El Angel de la Sombra
de Leopoldo Lugones
Capítulo XIV

XIV


El episodio musical en que habíase manifestado, sin sorprender a nadie, la viva sensibilidad de Luisa, casi al punto recobrada también, vinculábase por el comentario inspirador de la petición de Suárez a la tía Marta, con el solemne concierto primaveral del conservatorio donde Adelita iba a graduarse profesora un año después. Aquella fiesta, en la que sólo tomaban parte las tituladas del curso anterior, caía el próximo miércoles.

Luisa, como era de esperarse, declaró que no asistiría; pero Adelita no podía faltar.

—Si tocaras tú—díjole aquélla—iría por ti. Pero ahora, añadió con ligera intención, no te hago falta.

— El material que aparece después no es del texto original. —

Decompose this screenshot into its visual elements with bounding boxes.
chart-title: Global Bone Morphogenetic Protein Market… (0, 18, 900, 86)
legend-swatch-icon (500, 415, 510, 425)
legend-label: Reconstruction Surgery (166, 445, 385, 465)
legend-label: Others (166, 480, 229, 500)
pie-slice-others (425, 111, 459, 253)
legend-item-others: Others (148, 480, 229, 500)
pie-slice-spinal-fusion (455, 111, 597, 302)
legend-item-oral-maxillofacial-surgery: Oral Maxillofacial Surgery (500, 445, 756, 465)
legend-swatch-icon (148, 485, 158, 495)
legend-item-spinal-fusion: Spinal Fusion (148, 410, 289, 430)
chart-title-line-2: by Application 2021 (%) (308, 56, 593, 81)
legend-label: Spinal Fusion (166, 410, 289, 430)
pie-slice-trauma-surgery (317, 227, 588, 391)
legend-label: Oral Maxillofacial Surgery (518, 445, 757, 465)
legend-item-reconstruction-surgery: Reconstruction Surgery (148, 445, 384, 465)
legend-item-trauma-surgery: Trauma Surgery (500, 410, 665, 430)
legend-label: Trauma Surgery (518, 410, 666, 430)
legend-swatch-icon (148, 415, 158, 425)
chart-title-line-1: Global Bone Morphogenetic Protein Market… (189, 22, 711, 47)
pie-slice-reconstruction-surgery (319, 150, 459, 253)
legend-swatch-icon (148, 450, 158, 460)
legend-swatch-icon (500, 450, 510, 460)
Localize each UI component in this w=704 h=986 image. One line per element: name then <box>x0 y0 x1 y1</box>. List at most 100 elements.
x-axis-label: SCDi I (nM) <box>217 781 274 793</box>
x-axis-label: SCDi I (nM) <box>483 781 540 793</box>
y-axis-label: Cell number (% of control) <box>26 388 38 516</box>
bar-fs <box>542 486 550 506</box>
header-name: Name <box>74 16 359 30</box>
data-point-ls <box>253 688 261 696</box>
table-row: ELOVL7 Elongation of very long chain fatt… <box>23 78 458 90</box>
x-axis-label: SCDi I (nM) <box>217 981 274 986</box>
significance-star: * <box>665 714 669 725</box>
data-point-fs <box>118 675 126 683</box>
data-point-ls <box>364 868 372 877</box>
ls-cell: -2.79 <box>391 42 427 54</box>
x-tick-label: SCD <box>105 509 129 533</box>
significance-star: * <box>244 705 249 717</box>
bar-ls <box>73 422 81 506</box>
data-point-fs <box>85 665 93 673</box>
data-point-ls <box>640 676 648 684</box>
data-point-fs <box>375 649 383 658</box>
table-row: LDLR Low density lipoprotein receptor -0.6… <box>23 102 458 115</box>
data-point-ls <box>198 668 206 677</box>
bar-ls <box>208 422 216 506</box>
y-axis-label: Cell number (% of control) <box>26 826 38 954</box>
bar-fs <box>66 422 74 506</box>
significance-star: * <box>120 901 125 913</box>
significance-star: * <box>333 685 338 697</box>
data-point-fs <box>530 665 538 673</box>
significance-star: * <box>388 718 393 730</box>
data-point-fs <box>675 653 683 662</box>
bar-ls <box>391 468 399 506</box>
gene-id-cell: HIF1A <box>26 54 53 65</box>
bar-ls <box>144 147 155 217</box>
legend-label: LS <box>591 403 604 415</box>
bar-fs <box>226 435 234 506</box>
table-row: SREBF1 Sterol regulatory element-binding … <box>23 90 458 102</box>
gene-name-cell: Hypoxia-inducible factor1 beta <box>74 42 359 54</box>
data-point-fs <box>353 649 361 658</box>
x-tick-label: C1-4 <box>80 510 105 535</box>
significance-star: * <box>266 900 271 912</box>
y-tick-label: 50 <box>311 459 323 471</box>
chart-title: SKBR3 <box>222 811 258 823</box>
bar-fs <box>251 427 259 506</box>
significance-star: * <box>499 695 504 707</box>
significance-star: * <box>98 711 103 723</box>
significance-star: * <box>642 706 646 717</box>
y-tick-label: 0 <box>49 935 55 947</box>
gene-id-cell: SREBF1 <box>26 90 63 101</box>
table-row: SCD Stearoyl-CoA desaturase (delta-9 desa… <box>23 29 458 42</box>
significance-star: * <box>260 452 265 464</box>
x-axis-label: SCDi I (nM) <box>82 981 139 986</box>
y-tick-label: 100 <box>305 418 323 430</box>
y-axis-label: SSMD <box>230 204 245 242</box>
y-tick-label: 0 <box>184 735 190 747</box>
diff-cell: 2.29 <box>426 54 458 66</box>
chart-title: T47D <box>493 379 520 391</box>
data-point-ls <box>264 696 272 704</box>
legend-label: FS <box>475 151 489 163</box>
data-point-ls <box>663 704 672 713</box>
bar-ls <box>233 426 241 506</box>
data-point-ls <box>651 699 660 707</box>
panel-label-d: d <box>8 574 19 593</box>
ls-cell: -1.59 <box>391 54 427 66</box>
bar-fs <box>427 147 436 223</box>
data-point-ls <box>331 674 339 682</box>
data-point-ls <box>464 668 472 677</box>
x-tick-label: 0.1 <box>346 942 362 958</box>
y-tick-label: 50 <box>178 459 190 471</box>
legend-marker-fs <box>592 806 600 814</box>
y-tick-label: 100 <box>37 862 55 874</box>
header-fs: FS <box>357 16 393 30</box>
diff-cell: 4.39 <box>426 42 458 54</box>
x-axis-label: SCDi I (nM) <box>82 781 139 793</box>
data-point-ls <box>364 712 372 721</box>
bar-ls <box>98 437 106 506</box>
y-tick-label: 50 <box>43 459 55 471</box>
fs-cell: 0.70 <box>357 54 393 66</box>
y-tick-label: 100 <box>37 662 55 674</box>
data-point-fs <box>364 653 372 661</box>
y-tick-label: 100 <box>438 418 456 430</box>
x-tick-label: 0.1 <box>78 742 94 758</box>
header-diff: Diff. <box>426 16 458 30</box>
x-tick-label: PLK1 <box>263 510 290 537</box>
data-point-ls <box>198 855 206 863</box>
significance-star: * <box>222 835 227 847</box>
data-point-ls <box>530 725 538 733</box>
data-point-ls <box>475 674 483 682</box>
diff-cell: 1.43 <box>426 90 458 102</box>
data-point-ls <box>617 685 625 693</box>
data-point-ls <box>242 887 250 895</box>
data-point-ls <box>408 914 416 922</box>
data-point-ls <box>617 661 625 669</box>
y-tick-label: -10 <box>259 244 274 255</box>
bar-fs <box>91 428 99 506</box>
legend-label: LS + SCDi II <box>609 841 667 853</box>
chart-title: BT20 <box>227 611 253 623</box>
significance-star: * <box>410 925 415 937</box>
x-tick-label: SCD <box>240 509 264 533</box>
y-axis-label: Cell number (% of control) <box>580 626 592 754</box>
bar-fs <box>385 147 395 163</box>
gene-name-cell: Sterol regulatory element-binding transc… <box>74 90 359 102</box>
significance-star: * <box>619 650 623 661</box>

Irá Toto... y mamá, que es de la congregación protectora de Santa Cecilia. Yo me quedaré con tía Marta, que tampoco ha de ir. Pero no seré desleal contigo. No le pediré que toque nada para mí sola, ni daré la lección de francés.

—Lo que es por la lección... Por la música, sí, te agradezco. El momento de ayer fué inolvidable! Sublime!... Toto y yo participamos de tu misma emoción. Te aseguro que me he vuelto schumanniana. Elegiré para mi presentación de aquí a un año El Carnaval de Viena... Pero qué le daría a nuestro "profesor" para irse como se fué?... Estaría celoso de la pianista?

Suárez Vallejo había partido casi bruscamente, conturbado hasta el disgusto por la sospecha que se reprochaba como un error de su vanidad, no menos que por haberse dejado traicionar con aquella mirada idiota.

Traicionar?... Traicionar de qué?...

¿Iba, acaso, a caer en una tontería de mozalbete? Bueno estaría él pensando en Luisa... o Eulalia de Almeida—exageró para mortificarse con mayor sarcasmo—la muchacha más ensoberbecida con su aristocracia y su fortuna, según lo indicaba su propio retraimiento, a pesar de la sencillez, de la suavidad, que no son sino el pulimento de la buena crianza. Bastábale recordar el donaire con que en aquellos versos se declaró marquesa. Y muy justamente por cierto. Porque lo merecía más que muchas del título. "Una marquesita de raza y de poema", pensó, recordando su propia frase. No le faltaba más que caer en semejante locura! Y displicente hasta lo sonbrío, apretada de amargura la garganta, sintióse, a la verdad, ferozmente solo.

La avenida desierta en su alejamiento ya considerable del centro, resultábale hostil con su anchura, su arboleda, sus palacetes. Apretó el paso, hasta alcanzar con verdadera satisfacción la primera encrucijada de tranvías. Saltó al correspondiente, con tan alegre ímpetu de familiaridad, que el guarda no pudo menos de sonreírle.

—Me he libertado, pensaba con gozo ingenuo.

Una alegría vertiginosa, desatentada, de contenerse para no gritar, inundóle de golpe el alma.

Sí, sí: era cierto! Aquellos ojos, aquel rubor, aquel grito, aquella transfiguración sobrehumana! Veía bien el corazón, sin mengua de la rectitud consigo mismo. Y cómo no iba a ver así, iluminado por el milagro de su hermosura! Pero ¿era posible? Era posible que ella, ella, el ser de luz, de fragancia, de pureza, hubiera consentido aquella gracia maravillosa?

Una sombra volvió a atravesar su espíritu.

¿Y si fué la música...

Si fué la música, no más?...

El arte ejerce tanto poder sobre esos temperamentos exquisitos!...

No halló en el club al doctor ni a Cárdenas, con quien contaba sin saber bien para qué. La hora de la esgrima había pasado. Saludó en la biblioteca a dos o tres lectores tardíos que prefirieron visiblemente sus diarios.

—La verdad es que debo estar poco interesante, se dijo.